The fiber percentage at first glance looks to be a little too polyester dominant at 40%, but the feel of the cloth doesn’t really give that impression. What this does provide you with is a cloth that will hold its shape and drapes well, that is strong and easy to maintain and care for.
The weight, 280g, also puts this firmly in what to me is a spring or fall suit and to some extent winter. It’s extremely comfortable to wear, although not very breathable like the high-twists I prefer, it still feels light.
Cloth Look
My intention for this suit was making an all around navy suit, sort of a staple piece, not particular to any season. A suit that could be dressed up, or worn casually, travelled in, worn to dinner or if be it a wedding. Never overly formal nor casual.
The Suit
As I mentioned, what drove me towards making this suit was a general lack of navy suits and 3 season suits for that matter. Well, 2 seasons in my case.
As you might have noticed, suits that are specifically summer suits or winter suits, with fabrics also suggesting so; high-twists, flannels etc. are my preferred choice.
With this one I went in the same direction as the William Halstead suit, going for jetted pockets while keeping the double stitching details.
It’s a slight contrast between formal and casual but I might be one of the few whom thinks double stitching can look somewhat formal but in a more stylish way (however, not by the standard rules of course).

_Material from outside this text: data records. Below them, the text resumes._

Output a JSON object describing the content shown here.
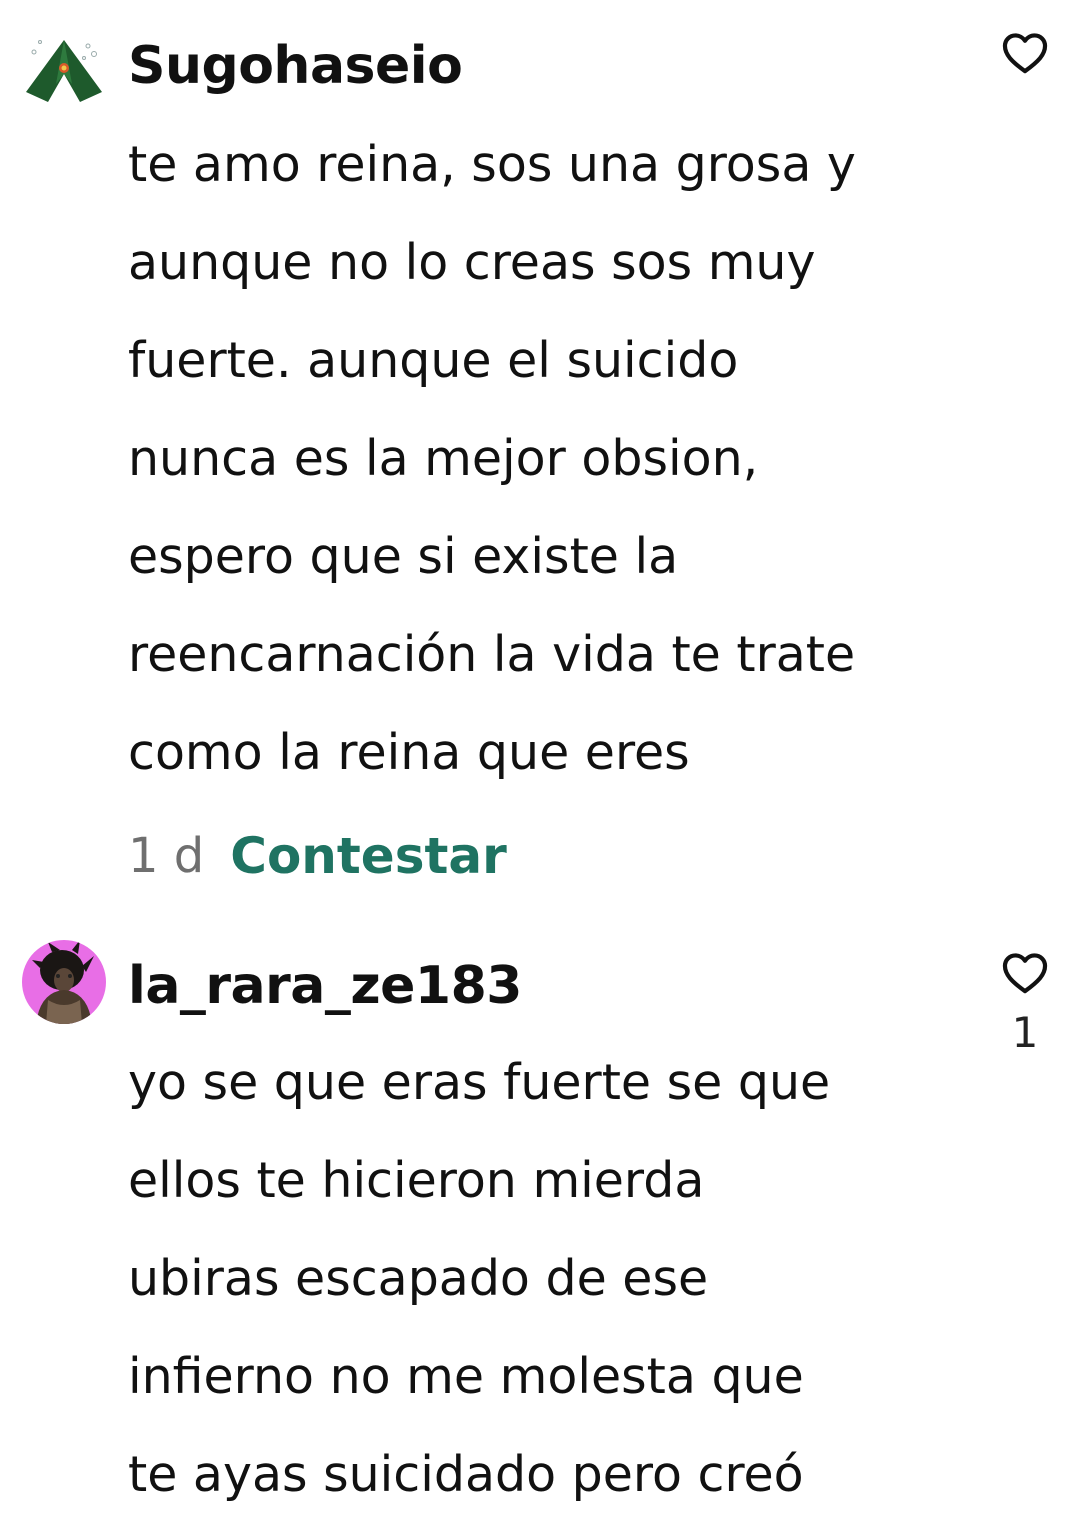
{
  "comments": [
    {
      "username": "Sugohaseio",
      "avatar_icon": "green-tent-avatar",
      "lines": [
        "te amo reina, sos una grosa y",
        "aunque no lo creas sos muy",
        "fuerte. aunque el suicido",
        "nunca es la mejor obsion,",
        "espero que si existe la",
        "reencarnación la vida te trate",
        "como la reina que eres"
      ],
      "age": "1 d",
      "reply_label": "Contestar",
      "like_icon": "heart-outline-icon"
    },
    {
      "username": "la_rara_ze183",
      "avatar_icon": "dark-figure-avatar",
      "lines": [
        "yo se que eras fuerte se que",
        "ellos te hicieron mierda",
        "ubiras escapado de ese",
        "infierno no me molesta que",
        "te ayas suicidado pero creó"
      ],
      "like_icon": "heart-outline-icon",
      "like_count": "1"
    }
  ],
  "colors": {
    "reply": "#1f7362",
    "age": "#6f6f6f",
    "text": "#111111",
    "avatar1_bg": "#1e5a2c",
    "avatar2_bg": "#e86ee6"
  }
}
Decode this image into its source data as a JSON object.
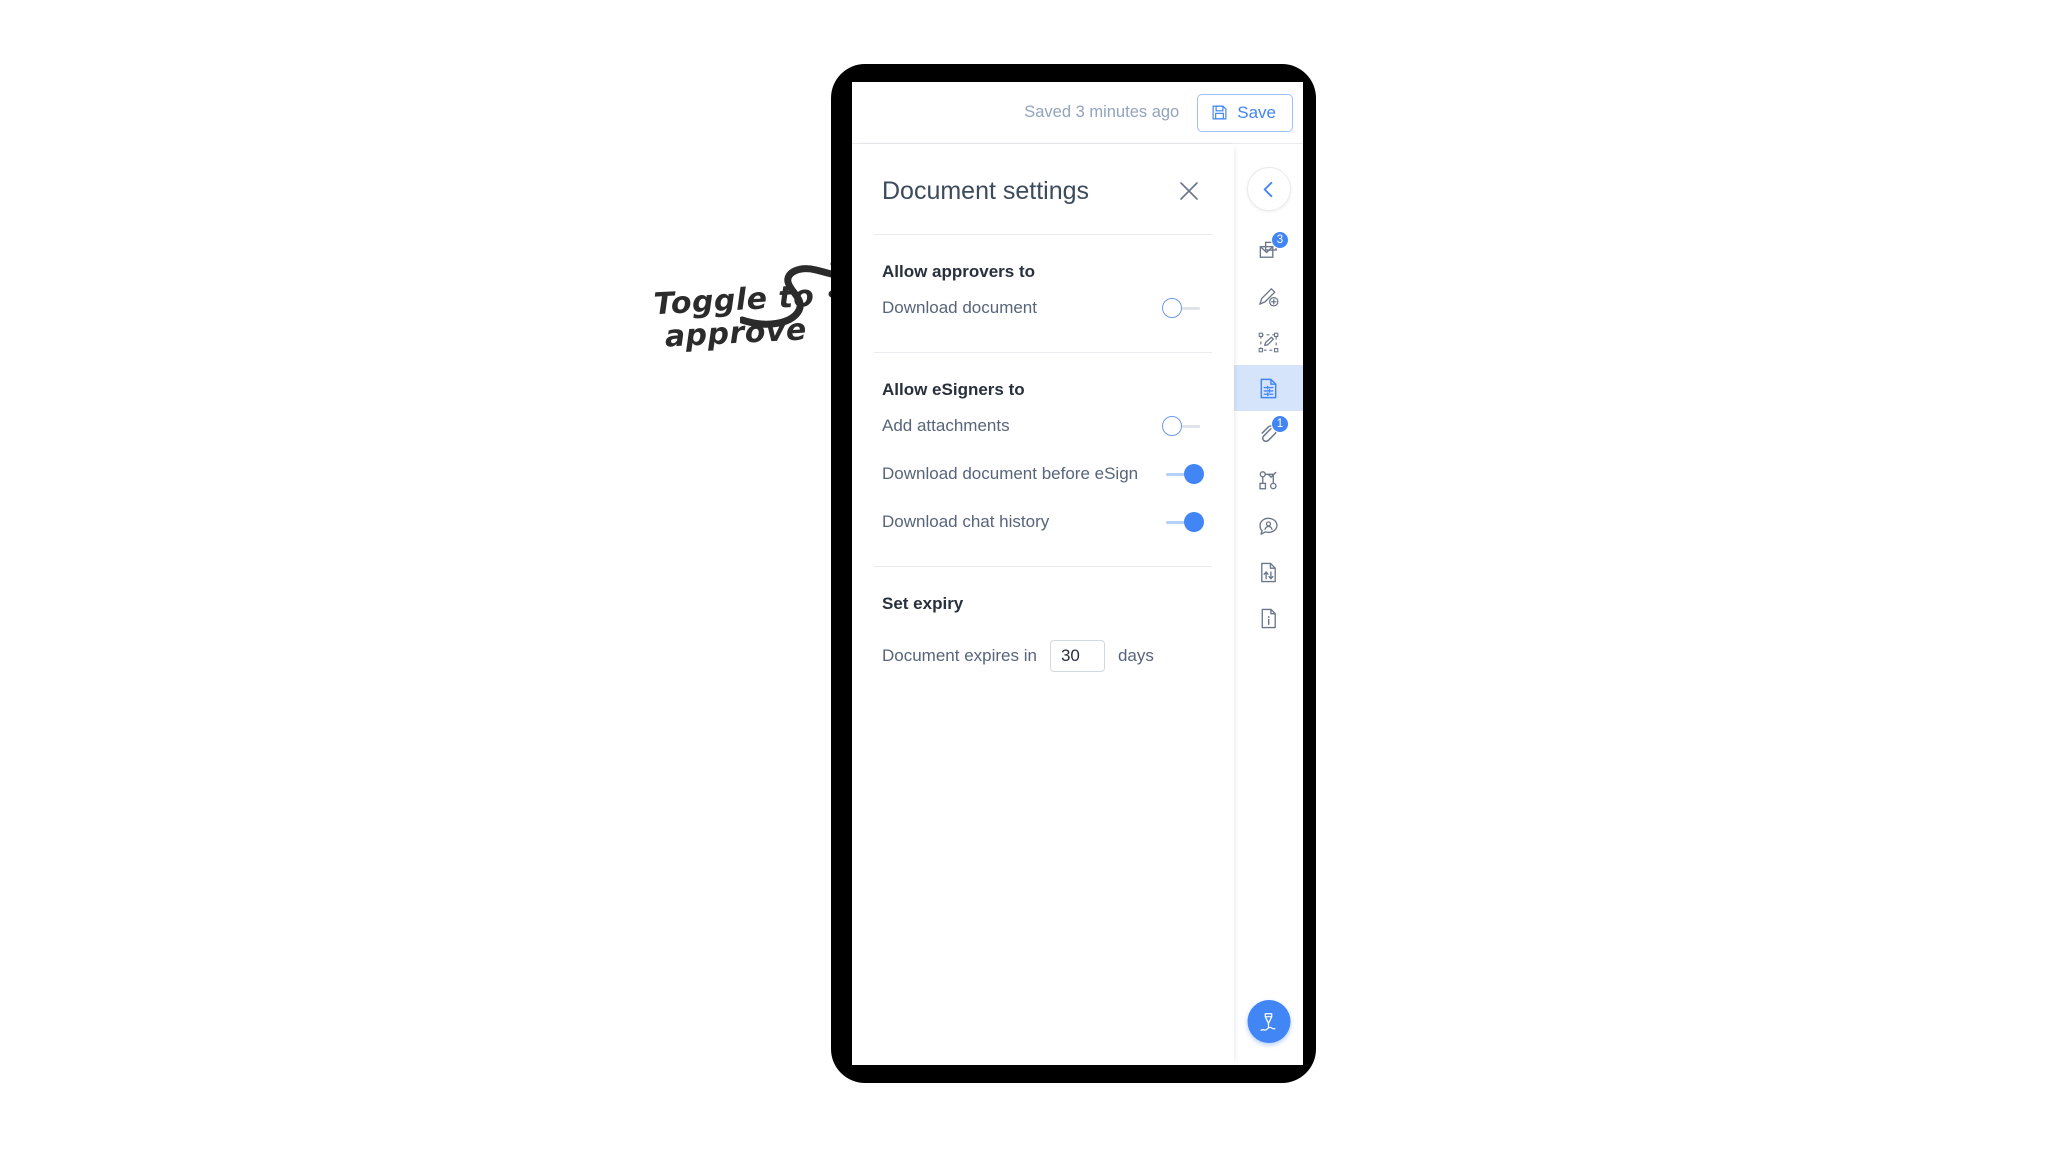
{
  "annotation": {
    "text_line1": "Toggle to",
    "text_line2": "approve",
    "arrow_icon": "curved-arrow-right"
  },
  "topbar": {
    "saved_status": "Saved 3 minutes ago",
    "save_label": "Save",
    "save_icon": "floppy-disk-icon"
  },
  "panel": {
    "title": "Document settings",
    "close_icon": "close-icon",
    "sections": [
      {
        "title": "Allow approvers to",
        "rows": [
          {
            "label": "Download document",
            "state": "off"
          }
        ]
      },
      {
        "title": "Allow eSigners to",
        "rows": [
          {
            "label": "Add attachments",
            "state": "off"
          },
          {
            "label": "Download document before eSign",
            "state": "on"
          },
          {
            "label": "Download chat history",
            "state": "on"
          }
        ]
      }
    ],
    "expiry": {
      "title": "Set expiry",
      "prefix": "Document expires in",
      "value": "30",
      "placeholder": "30",
      "suffix": "days"
    }
  },
  "rail": {
    "back_icon": "chevron-left-icon",
    "items": [
      {
        "name": "inbox-icon",
        "badge": "3",
        "active": false
      },
      {
        "name": "signature-add-icon",
        "badge": "",
        "active": false
      },
      {
        "name": "place-field-icon",
        "badge": "",
        "active": false
      },
      {
        "name": "document-settings-icon",
        "badge": "",
        "active": true
      },
      {
        "name": "attachment-icon",
        "badge": "1",
        "active": false
      },
      {
        "name": "approval-workflow-icon",
        "badge": "",
        "active": false
      },
      {
        "name": "chat-participant-icon",
        "badge": "",
        "active": false
      },
      {
        "name": "document-versions-icon",
        "badge": "",
        "active": false
      },
      {
        "name": "document-info-icon",
        "badge": "",
        "active": false
      }
    ],
    "fab_icon": "sign-pen-icon"
  },
  "colors": {
    "accent": "#4285f4",
    "active_bg": "#d6e4fb",
    "label_text": "#57647a",
    "heading_text": "#28303c",
    "muted_text": "#93a3bd",
    "divider": "#e8eaee"
  }
}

It’s also a nice continuation of “my look”, adding a red line throughout the suit line-up. The last reason where this could be justified is that I am planning to order a super simple no detail navy suit later on.
Jacket and trouser details are also the same as the William Halstead suit, but with two changes in the trouser department. Don’t worry, the high rise and pleats, as well as cuffs, are still there.
However, I removed the back pocket buttons, which I generally have done lately. Although it also does give a slightly more formal look, as explained in an earlier presentation, this is purely a practical change. The buttons tends to come in the way when putting my phone there, which is done very seldom but still enough for me to realise these buttons needed to go.
Secondly, I removed the loop over the button fastener like I did with my second pair of Crispaire trousers. The idea being that it will make the waistline look just slightly more streamlined and formal.